STAT1 is the founder member of the STAT family of tran scription factors and plays a critical role in interferon regulated gene responses. IFN activates STAT1 through Janus kinase mediated phosphorylation of Tyr701. Activated STAT1 homodimerizes sellekchem and translo cates to the nucleus where it binds to DNA and initiates transcription of IFN regulated genes. The X ray structure of the DNA bound STAT1 dimer shows a contiguous C shaped clamp around DNA, that is mediated by specific interactions between the SH2 domain and the tyrosine phosphorylated C terminal tail segment of the monomers. Small ubiquitin like modifier proteins belong to the family of ubiquitin like protein modifiers, collect ively termed Ubls, that are covalently attached to sub strate proteins by a cascade of enzymatic reactions.
The conjugation Inhibitors,Modulators,Libraries is regulated by distinct SUMO specific enzymes such as E1 activating enzyme Aos1 Uba2 and the E2 conjugase Ubc9. The protein inhibitor of acti vated STAT family of proteins, PIAS1, PIAS3, PIASx and PIASy have been shown to function as E3 type ligases to promote SUMO conjugation to the target proteins. PIAS1 functions as a negative regulator of STAT1 mediated transcription through interaction with the dimerized STAT1 and by inhibiting STAT1 DNA binding. Interestingly, PIAS proteins have also been shown to promote sumoylation of STAT1 at single Lys703 amino acid residue within the SUMO consensus sequence 702IKTE705 in the C terminal region of STAT1. Furthermore, it has been Inhibitors,Modulators,Libraries shown that mitogen activated protein kinase induced phosphorylation of Ser727 GSK-3 in Inhibitors,Modulators,Libraries STAT1 promotes interaction of STAT1 with PIAS1 and leads to enhanced STAT1 sumoylation.
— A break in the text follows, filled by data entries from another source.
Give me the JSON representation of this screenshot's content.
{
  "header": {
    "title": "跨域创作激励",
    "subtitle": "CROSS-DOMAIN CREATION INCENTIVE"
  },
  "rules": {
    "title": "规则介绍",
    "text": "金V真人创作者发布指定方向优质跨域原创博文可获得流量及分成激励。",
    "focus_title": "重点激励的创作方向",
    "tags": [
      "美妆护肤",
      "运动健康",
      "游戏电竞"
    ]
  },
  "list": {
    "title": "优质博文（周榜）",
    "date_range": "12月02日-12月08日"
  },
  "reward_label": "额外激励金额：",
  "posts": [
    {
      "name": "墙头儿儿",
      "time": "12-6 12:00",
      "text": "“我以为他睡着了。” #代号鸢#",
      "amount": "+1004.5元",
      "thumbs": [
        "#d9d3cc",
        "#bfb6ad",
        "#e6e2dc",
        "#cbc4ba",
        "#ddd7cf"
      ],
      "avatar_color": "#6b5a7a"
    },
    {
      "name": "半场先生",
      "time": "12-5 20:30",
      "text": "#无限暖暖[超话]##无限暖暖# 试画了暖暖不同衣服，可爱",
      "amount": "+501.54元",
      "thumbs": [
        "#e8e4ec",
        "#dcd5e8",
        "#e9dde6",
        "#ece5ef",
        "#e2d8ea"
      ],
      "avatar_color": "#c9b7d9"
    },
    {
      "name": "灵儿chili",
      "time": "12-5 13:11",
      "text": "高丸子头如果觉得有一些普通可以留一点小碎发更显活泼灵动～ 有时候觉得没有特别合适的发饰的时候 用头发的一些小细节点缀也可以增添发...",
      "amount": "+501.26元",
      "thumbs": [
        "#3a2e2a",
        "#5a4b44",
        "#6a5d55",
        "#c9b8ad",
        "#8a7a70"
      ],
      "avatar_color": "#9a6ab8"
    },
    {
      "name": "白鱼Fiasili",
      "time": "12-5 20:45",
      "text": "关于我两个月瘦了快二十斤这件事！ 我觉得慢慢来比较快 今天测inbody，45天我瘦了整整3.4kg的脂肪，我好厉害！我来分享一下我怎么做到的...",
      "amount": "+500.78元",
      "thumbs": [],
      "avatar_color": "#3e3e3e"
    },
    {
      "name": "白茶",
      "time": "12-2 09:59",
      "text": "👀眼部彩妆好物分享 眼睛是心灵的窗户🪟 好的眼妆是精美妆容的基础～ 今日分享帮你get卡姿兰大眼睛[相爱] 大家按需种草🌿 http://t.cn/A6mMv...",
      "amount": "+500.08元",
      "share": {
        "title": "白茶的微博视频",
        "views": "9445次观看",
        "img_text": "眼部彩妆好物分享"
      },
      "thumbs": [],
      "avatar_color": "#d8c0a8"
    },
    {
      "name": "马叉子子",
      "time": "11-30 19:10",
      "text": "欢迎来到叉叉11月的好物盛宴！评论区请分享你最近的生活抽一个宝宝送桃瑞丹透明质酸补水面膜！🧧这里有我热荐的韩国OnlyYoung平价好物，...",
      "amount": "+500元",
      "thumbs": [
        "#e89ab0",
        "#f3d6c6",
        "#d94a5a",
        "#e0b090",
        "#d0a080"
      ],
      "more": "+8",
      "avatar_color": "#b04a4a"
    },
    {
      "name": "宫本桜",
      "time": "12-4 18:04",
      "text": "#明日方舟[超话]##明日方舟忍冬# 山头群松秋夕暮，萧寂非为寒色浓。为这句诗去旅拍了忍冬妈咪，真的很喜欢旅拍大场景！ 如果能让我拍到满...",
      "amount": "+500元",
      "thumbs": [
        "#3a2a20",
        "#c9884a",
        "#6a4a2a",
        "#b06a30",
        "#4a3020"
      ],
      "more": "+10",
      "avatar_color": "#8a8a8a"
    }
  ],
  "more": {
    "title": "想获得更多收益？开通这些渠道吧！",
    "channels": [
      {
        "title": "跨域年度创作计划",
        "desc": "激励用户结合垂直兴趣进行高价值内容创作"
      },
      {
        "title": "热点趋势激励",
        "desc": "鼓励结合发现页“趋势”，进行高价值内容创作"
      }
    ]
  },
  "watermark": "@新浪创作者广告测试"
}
Several studies suggest that sumoylation has a negative effect on STAT1 mediated gene responses. Sumoylation site Lys703 is in a close proximity to Tyr701 that is required for STAT1 activation, and sumoylation Inhibitors,Modulators,Libraries has been shown to directly inhibit STAT1 Tyr701 phosphorylation. Sumoylation has also been shown to prevent condensation of STAT1 oligo mers in the nuclear paracrystals, and thereby increase the solubility of STAT1 and promote its dephosphoryla tion. Recently, it was discovered that in addition to human STAT1, also murine STAT5 and Drosophila Stat92E are regulated through SUMO conjugation, confirming that sumoylation has an evolutionary con served role in regulation of the cytokine signaling.
This study was aimed to investigate the mechanism by which sumoylation regulates STAT1 activity. Inspection of molecular model indicates that SUMO consensus site is well exposed in STAT1 dimer, and it is accessible selleck chemicals llc for propitious interactions with regulatory proteins. The constructed molecular model of SUMO 1 conjugated STAT1 dimer further suggested that SUMO 1 moiety is oriented towards DNA, thus able to affect the DNA binding properties of STAT1 with its presence.